Cilantro is available year round. It is a delicate herb that fades quickly. Most supermarkets carry it but finding fresh, non-wilted specimens is the challenge. Choose bunches with bright green leaves and a fragrant aroma.


Store it in a plastic bag or place the roots in a container of water with the tops covered by plastic wrap or a bag. Either way, in a few days it will be a shadow of it's original self.

Coriander seeds and/or ground coriander can be found in the spice aisle of most supermarkets. As with all spices it is best to purchase the seeds whole and grind them yourself for the best flavor.

Cilantro stems are also edible and provide a bright crunchiness to your dish. Add cilantro leaves toward the end of cooking or just before serving. Its fragile flavor is easily dissipated by heat.



Americans are most familiar with cilantro in their salsa and guacamole. However, cilantro and coriander are used all over the world in countless preparations. It is used with meat, chicken, fish, sauces, marinades, chutneys, you name it. Coriander is even used in baking.

Try cilantro in your crabcakes or shrimp salad. Or chop cilantro and garlic, add a little oil and spread this mixture on your meat, fowl or fish. Skip the oil to save calories.

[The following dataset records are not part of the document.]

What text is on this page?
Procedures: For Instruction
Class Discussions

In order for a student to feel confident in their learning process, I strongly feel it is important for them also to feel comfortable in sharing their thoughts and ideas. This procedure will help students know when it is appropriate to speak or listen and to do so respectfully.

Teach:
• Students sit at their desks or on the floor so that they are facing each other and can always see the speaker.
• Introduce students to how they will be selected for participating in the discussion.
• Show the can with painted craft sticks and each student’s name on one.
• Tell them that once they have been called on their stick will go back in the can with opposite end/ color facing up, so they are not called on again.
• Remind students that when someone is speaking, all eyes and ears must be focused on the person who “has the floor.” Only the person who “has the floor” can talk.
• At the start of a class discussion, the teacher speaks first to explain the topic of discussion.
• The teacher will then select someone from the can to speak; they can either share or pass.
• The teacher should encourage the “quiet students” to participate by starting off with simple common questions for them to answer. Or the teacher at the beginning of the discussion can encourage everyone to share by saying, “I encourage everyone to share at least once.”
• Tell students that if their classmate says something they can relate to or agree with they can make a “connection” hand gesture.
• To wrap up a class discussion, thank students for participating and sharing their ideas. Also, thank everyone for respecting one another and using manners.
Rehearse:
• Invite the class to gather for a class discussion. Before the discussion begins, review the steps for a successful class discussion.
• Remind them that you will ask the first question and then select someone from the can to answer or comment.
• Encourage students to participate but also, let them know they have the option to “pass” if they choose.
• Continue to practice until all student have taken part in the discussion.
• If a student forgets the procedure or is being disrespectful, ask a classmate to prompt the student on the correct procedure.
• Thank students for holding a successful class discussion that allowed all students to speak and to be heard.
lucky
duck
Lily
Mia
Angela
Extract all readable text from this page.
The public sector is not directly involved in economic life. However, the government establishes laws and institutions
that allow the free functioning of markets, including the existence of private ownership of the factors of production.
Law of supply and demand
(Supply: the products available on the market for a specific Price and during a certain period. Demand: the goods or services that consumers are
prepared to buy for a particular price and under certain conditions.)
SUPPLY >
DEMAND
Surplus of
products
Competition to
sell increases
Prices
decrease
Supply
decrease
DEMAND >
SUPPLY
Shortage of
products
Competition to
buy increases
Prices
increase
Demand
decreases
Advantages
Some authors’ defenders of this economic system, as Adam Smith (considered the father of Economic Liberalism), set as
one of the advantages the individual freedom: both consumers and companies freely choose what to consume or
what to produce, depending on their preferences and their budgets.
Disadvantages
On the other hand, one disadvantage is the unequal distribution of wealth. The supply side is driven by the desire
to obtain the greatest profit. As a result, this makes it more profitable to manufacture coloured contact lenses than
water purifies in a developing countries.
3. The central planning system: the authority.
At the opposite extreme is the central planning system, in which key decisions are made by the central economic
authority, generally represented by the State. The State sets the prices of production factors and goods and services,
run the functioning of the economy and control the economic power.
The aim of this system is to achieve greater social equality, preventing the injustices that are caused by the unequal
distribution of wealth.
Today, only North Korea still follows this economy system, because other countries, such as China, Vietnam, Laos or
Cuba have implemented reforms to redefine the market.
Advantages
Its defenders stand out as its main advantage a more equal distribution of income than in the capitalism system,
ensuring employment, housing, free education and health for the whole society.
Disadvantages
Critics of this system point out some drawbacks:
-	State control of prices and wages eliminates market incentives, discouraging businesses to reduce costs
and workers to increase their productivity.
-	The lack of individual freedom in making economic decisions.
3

For a creamy low fat dressing with diverse uses, mix equal parts of buttermilk and plain yogurt with salt, pepper, and a good amount of chopped cilantro. (Remember, buttermilk is made from low fat milk).


Ground coriander is a great addition to dry rubs. It pairs particularly well with cumin, curry, paprika, garlic, and chile powder.

If you're more decadently inclined, make cilantro oil or mayonnaise. There are two ways to make the oil. In the first, add two cups of cilantro to a jar with an airtight lid. Warm up a bland oil like canola, sunflower, safflower, or a light olive oil.

Add it to the jar, seal the lid, and wait two weeks. Leave the cilantro whole if you wish to remove it or chop it and leave it in the oil. A quicker method is to blanch 2 cups of cilantro in boiling water for five seconds and then submerge in ice water.


Squeeze out the water and puree it in a blender with one cup of oil. Strain it through cheesecloth if you wish to remove the solids. You can sprinkle various dishes with the oil or use it for cooking.

For cilantro mayonnaise, simply chop some cilantro, garlic, and an optional jalapeno pepper and then mix with mayo, lemon juice, salt and pepper.